Aircloak / aircloak

This repository contains the Aircloak Air frontend as well as the code for our Cloak query and anonymization platform
2 stars 0 forks source link

capitalization in mongodb #2577

Open sasa1977 opened 6 years ago

sasa1977 commented 6 years ago

It appears that in mongodb 3.4 the capitalization is different from other databases, and incorrect:

1) test upper(<col>) on input name in a sub-query on users (:"Elixir.Compliance.StringFunctions.upper(<col>).Test")
     test/compliance/string_functions_test.exs:40
     Inconsistent query results:
     Group 1:
       'Cloak.DataSource.MongoDB//mongodb3.4_encoded'
       'Cloak.DataSource.MySQL/mysql/mysql5.7'
       'Cloak.DataSource.PostgreSQL/postgresql/postgresql9.4'
       'Cloak.DataSource.PostgreSQL/postgresql/postgresql9.4_encoded'
     Group 2:
       'Cloak.DataSource.MongoDB//mongodb3.4'
     Query:
       SELECT
         output
       FROM (
         SELECT
           user_id,
           upper("name") as output
         FROM users
         ORDER BY 1, 2
       ) table_alias
       ORDER BY output

...
left: [... %{occurrences: 8, row: ["ANNA JURIĆ"], users_count: 8}, ...],
right: [..., %{occurrences: 8, row: ["ANNA JURIć"], users_count: 8},  ,...]
sasa1977 commented 6 years ago

It looks like the problem here is that projections such as toLower and toUpper work only on ASCII characters. See here for example.

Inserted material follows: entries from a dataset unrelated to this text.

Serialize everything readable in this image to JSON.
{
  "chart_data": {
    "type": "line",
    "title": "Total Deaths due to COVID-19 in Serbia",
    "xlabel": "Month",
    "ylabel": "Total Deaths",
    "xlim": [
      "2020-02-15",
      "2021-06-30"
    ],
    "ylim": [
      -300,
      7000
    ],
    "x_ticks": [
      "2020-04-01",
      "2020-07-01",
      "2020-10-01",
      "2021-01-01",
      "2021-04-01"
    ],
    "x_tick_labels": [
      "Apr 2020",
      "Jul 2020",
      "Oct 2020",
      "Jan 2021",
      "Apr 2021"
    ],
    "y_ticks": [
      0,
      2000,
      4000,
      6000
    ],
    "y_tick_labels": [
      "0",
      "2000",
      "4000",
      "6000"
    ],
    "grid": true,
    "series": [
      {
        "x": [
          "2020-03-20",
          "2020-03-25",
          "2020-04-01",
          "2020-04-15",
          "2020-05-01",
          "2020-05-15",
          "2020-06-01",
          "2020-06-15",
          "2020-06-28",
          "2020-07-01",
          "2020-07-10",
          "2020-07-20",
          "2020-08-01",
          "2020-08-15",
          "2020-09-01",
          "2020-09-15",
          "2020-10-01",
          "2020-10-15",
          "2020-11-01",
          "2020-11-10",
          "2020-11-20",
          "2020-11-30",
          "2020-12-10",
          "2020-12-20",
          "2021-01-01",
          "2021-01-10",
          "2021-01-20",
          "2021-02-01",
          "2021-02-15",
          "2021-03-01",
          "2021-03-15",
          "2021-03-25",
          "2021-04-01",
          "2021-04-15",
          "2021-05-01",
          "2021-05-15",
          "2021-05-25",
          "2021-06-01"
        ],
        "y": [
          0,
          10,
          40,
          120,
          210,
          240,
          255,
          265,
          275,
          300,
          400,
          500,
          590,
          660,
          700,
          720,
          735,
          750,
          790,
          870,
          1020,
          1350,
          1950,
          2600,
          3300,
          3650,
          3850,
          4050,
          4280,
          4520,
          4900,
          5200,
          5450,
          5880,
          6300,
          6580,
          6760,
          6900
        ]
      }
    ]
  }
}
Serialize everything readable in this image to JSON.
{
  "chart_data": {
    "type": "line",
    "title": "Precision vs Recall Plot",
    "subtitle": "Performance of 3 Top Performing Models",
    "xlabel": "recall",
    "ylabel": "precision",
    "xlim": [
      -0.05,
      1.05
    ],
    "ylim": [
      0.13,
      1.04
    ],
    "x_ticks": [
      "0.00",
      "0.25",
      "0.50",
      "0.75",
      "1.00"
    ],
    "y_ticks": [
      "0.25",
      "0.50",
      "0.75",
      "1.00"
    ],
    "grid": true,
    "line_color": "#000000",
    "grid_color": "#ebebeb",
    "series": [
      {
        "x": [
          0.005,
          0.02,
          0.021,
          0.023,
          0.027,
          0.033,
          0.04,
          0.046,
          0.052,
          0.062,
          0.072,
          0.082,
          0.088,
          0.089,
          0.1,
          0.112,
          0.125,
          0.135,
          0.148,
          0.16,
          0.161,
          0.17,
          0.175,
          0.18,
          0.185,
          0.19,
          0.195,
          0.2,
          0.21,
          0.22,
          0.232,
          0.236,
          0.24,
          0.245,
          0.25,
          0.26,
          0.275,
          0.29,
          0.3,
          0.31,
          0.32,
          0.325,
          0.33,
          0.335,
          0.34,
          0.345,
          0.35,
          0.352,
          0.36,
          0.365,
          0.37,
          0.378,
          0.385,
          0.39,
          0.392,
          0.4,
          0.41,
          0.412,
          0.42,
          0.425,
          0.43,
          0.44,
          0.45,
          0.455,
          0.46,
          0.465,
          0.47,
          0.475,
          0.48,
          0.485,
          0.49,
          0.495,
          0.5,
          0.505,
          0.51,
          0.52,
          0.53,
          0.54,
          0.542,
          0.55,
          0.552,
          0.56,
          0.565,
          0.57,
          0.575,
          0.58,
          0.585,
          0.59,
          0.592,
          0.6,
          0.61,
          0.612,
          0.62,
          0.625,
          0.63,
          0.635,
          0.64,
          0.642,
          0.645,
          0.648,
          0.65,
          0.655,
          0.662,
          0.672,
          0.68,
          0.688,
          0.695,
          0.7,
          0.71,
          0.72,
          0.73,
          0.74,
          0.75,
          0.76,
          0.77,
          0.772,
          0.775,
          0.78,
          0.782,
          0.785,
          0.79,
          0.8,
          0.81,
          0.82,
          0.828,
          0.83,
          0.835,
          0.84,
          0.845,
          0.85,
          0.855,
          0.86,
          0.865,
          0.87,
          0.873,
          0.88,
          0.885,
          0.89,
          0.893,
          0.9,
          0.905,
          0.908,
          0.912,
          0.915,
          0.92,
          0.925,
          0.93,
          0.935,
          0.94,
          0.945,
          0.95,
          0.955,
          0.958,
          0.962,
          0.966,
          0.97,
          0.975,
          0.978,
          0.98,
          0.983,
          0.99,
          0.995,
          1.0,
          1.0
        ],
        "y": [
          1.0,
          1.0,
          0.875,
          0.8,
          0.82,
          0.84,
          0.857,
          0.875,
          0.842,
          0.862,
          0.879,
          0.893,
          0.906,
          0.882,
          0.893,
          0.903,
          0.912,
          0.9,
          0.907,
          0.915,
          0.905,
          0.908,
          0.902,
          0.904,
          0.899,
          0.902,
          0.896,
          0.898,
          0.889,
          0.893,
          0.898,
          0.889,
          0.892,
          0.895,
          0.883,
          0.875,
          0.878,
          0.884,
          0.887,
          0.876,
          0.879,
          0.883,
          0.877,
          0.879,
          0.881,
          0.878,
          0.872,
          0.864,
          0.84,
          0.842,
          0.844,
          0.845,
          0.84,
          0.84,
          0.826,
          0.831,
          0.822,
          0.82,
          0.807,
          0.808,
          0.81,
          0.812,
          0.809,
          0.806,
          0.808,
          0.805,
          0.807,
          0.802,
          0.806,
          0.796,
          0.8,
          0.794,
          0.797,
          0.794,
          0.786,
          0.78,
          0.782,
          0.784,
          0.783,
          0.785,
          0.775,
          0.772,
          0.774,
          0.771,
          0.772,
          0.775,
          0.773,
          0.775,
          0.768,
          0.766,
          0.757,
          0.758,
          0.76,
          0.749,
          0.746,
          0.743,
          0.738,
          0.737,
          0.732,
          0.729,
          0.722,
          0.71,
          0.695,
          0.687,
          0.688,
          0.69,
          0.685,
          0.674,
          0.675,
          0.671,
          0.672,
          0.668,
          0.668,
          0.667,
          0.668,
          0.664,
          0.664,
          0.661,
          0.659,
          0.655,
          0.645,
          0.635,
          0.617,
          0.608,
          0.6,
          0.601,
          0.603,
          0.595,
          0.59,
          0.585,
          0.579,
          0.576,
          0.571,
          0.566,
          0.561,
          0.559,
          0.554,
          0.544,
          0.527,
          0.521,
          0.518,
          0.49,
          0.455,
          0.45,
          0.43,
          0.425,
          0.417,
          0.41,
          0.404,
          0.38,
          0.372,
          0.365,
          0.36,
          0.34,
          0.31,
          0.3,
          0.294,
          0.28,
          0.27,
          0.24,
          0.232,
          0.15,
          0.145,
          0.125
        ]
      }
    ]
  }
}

This could be solved by emulating such functions, or alternatively we could map each document in mongodb with something like:

db.coll.find().map(function(doc){
  doc.field = doc.field.toUpperCase(); 
  return doc;
})

In the meantime, I think we shouldn't include mongodb in these tests (upper and lower).

cc @cristianberneanu

cristianberneanu commented 6 years ago

Unfortunately, mongo lacks severely in the provided functions department.

Either we ignore the issue for now, or, like you said, mark the functions as unsupported, forcing emulation. Although that will make the TeamBank queries even slower. We could also expose different Unicode and ASCII versions, but I am not sure it is worth it.

sasa1977 commented 6 years ago

Although that will make the TeamBank queries even slower.

The problem is that currently these functions are working correctly only for ascii characters.

We could also expose different Unicode and ASCII versions, but I am not sure it is worth it.

I was thinking about this too, and I think it's an idea worth considering. Beyond mongodb, I've seen some other cases, where results of unicode functions such as upper or lower differ between different databases (see #2578). I think it's quite hard to ensure consistent behaviour here. The problem becomes worse if the same function is invoked as emulated in one part of the query, and not emulated in another.

So I wonder if we should expose consistent versions of these functions, such as nupper and nlower. These functions would always be emulated, and therefore we'd get consistent results. The documentation should explain the trade-off of performance vs correctness and consistency.

WDYT?

Let's also ping @obrok and @sebastian for additional thoughts here.

cristianberneanu commented 6 years ago

The problem is that currently these functions are working correctly only for ascii characters.

Is there still a bug if the all the customer's data is ASCII?

obrok commented 6 years ago

So I wonder if we should expose consistent versions of these functions, such as nupper and nlower.

I like this option

sasa1977 commented 6 years ago

Is there still a bug if the all the customer's data is ASCII?

No, AFAIK, everything works fine on ascii characters.

sebastian commented 6 years ago

Specialized functions that end up with emulation in those databases that don't handle it correctly out of the box sounds a bit like a cop-out, but also like a pragmatic and decent solution. In other words, I am for it.

sebastian commented 6 years ago

This seems like a larger change. Moving it away from the current milestone.

obrok commented 5 years ago

@sebastian This is not in 19.3, but it seems like it would solve #3109 that is in there. Perhaps we should do this instead?

sebastian commented 5 years ago

Yes, agreed. Adding to milestone.

fjab commented 5 years ago

@obrok & @cristianberneanu is this currently a problem at TeamBank? If not, should be moved down the road (which is painful since it's so old already).

cristianberneanu commented 5 years ago

I don't think they care. It is mostly needed so that are tests return consistent results between different backends. Moving to 19.4

fjab commented 5 years ago

Ok, thanks!

cristianberneanu commented 4 years ago

This should be closed or frozen, since we plan to drop MongoDB.